Efsanevi gotik grubun stadyum boyutlarındaki tutkusunu işaret eden büyüleyici albüm.
56
The Head On the Door’un iyi niyetli melodilerinin, efsanevi gotik grubun 80’lerin başındaki klostrofobik yoğunluğundan bütünüyle kopuşuna işaret etmesinden dört yıl sonra yayımlanan sekizinci albüm, onların pop içgüdülerini keskinleştirdi ve vizyonlarını stadyum boyutlarına genişletti.
“Disintegration her dinlediğimde daha garip ve daha karanlık hissettiriyor ve buna bayılıyorum.”

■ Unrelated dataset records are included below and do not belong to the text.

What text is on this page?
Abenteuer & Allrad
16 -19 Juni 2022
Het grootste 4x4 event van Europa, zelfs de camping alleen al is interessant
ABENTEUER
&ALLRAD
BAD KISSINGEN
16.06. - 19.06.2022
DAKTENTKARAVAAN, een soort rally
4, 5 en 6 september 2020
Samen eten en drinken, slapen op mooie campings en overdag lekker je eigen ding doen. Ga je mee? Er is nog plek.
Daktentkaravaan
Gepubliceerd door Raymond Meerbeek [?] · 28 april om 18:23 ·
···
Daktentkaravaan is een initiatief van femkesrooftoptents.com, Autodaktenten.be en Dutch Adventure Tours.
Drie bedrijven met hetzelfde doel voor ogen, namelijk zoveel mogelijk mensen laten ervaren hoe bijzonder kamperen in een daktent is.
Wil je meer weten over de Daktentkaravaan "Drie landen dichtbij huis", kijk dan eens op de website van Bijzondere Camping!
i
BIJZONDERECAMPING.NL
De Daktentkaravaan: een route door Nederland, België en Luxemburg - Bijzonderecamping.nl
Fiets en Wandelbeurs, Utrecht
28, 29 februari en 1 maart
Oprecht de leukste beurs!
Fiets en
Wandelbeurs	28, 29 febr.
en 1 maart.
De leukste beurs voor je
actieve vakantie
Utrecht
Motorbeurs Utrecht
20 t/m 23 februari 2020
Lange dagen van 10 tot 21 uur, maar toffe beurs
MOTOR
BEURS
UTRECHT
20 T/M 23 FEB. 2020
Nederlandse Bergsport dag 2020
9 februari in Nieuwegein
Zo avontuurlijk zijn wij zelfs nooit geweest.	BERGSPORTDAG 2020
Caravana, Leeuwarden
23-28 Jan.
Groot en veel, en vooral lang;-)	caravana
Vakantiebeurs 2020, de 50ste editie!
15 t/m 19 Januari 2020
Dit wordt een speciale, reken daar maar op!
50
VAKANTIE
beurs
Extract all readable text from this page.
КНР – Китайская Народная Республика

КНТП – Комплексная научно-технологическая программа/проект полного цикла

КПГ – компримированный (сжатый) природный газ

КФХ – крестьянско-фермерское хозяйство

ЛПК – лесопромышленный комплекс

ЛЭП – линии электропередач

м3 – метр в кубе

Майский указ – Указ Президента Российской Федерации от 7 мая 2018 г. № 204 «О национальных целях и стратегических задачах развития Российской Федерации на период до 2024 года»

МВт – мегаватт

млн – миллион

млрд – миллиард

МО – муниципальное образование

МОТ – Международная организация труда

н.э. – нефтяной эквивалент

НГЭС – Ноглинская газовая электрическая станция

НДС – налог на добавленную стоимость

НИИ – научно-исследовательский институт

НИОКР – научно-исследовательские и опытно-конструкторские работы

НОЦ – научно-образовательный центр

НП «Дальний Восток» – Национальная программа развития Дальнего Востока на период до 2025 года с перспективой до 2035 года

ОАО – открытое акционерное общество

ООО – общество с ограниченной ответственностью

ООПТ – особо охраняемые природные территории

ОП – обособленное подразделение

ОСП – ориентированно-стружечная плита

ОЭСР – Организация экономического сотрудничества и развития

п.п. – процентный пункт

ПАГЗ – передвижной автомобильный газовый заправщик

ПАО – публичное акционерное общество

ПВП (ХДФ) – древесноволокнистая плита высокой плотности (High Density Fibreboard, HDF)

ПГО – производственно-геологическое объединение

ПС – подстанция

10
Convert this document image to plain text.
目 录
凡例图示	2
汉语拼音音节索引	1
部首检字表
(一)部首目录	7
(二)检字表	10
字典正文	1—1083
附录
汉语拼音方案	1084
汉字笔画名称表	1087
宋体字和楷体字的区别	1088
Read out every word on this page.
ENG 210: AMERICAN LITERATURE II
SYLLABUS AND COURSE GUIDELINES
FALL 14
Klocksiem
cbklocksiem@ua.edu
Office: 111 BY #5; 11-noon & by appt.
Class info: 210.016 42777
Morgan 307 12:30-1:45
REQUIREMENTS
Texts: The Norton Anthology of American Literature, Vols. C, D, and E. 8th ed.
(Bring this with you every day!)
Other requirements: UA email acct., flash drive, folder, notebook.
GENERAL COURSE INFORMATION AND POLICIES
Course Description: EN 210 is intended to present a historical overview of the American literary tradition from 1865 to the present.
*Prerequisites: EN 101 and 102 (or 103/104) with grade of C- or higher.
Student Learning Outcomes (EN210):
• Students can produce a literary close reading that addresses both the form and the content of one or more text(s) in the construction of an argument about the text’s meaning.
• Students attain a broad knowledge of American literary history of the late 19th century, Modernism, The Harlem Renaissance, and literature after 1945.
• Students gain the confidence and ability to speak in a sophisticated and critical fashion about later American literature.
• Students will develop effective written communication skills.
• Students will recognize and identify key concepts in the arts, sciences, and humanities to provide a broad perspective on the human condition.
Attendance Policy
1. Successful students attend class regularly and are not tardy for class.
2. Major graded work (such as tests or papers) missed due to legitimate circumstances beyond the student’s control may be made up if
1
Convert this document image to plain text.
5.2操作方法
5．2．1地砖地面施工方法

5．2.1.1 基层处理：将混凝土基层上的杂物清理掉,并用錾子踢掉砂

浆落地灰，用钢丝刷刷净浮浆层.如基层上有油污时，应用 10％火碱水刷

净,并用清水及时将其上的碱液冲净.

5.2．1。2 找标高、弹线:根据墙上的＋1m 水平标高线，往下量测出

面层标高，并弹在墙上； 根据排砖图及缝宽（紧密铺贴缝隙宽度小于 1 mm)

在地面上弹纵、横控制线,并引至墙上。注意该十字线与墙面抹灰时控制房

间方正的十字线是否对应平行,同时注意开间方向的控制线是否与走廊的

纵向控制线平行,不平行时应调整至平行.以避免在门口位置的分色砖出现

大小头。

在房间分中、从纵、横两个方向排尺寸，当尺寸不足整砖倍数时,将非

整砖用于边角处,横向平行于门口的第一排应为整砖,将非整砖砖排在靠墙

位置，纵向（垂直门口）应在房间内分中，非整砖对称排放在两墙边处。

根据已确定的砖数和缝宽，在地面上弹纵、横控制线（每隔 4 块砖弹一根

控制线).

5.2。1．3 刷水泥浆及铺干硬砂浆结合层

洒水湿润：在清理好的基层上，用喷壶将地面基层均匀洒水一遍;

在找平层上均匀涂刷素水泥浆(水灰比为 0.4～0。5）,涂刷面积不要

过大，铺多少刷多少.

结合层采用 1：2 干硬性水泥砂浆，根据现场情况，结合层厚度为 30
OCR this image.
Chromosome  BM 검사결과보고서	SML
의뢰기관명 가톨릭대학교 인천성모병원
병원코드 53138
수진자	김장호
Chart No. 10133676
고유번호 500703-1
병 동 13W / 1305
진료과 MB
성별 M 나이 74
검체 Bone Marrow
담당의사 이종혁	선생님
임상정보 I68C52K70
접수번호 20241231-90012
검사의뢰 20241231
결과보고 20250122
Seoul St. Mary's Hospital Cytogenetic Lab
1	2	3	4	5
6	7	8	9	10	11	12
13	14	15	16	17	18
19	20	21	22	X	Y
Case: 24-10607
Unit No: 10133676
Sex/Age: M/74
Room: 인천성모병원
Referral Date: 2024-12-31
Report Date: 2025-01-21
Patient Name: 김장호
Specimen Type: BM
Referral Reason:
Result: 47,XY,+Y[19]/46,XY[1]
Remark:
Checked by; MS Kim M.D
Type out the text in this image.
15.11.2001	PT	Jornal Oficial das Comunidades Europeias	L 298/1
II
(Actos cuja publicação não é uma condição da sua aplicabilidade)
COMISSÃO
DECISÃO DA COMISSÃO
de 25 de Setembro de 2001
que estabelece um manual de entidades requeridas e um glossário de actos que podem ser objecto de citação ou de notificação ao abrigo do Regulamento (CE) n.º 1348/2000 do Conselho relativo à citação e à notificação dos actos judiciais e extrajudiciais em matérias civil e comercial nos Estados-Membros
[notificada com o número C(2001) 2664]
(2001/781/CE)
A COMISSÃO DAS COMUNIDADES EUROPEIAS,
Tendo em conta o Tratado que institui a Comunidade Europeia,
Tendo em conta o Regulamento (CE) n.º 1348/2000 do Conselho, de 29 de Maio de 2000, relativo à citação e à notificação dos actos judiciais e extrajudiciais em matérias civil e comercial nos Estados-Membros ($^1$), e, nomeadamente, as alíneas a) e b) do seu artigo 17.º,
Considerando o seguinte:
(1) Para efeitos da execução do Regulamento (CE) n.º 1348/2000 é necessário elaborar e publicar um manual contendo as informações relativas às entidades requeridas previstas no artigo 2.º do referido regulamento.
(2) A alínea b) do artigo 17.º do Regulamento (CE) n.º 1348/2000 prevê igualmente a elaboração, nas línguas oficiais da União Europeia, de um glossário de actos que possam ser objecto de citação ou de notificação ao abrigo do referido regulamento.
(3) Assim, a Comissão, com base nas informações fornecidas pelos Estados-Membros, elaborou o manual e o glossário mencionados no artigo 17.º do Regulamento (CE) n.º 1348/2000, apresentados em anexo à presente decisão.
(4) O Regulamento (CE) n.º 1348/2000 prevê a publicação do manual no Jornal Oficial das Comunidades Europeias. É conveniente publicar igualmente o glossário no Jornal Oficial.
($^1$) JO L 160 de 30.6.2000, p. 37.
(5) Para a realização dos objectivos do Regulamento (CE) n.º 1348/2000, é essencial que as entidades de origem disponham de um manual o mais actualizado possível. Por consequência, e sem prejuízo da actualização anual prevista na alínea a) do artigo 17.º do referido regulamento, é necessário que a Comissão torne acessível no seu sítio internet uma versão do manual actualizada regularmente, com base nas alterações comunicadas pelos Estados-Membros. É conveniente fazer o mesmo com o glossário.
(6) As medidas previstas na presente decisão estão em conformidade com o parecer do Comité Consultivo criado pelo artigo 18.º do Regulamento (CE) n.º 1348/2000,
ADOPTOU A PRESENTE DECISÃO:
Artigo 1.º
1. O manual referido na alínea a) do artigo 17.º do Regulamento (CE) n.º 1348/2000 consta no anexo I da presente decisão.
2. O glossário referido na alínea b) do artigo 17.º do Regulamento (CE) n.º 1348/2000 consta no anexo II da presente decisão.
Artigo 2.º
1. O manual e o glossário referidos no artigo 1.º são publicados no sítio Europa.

Disintegration, tekil bir ruh haline doğru derin bir dalışı simgeliyor. İngiliz shoegaze ve dream pop dalgalarına ilham veren, aynı zamanda onlardan beslenen hüzünlü ve derin bir melankoli. Alternatif rock klasikleri Pictures of You, Lovesong ve Fascination Street, kataloglarındaki hemen her şey gibi ani ve kalıcı. Grup bu albümde duygularını yumuşatıyor. Böylece, Plainsong gibi bir parçanın majör tonları bile parlaklıkla değil, daha derin ve daha zengin bir şekilde işaretleniyor.
Bu albümde, grubun daha önceki karakterini tanımlayan kasvetli atmosferin bir yankısı var. Ancak bu kez umutsuzluğa doğru iniş, garip bir şekilde hoş karşılanıyor. Robert Smith adeta, soğuk gecelerde kişinin kendi yalnızlığına sarılmasının, sıcak kalabilmenin tek yolu olduğunu keşfetmiş gibi... Smith, bu süreçte goth’u ve hayranlarını da ana akıma taşıyor.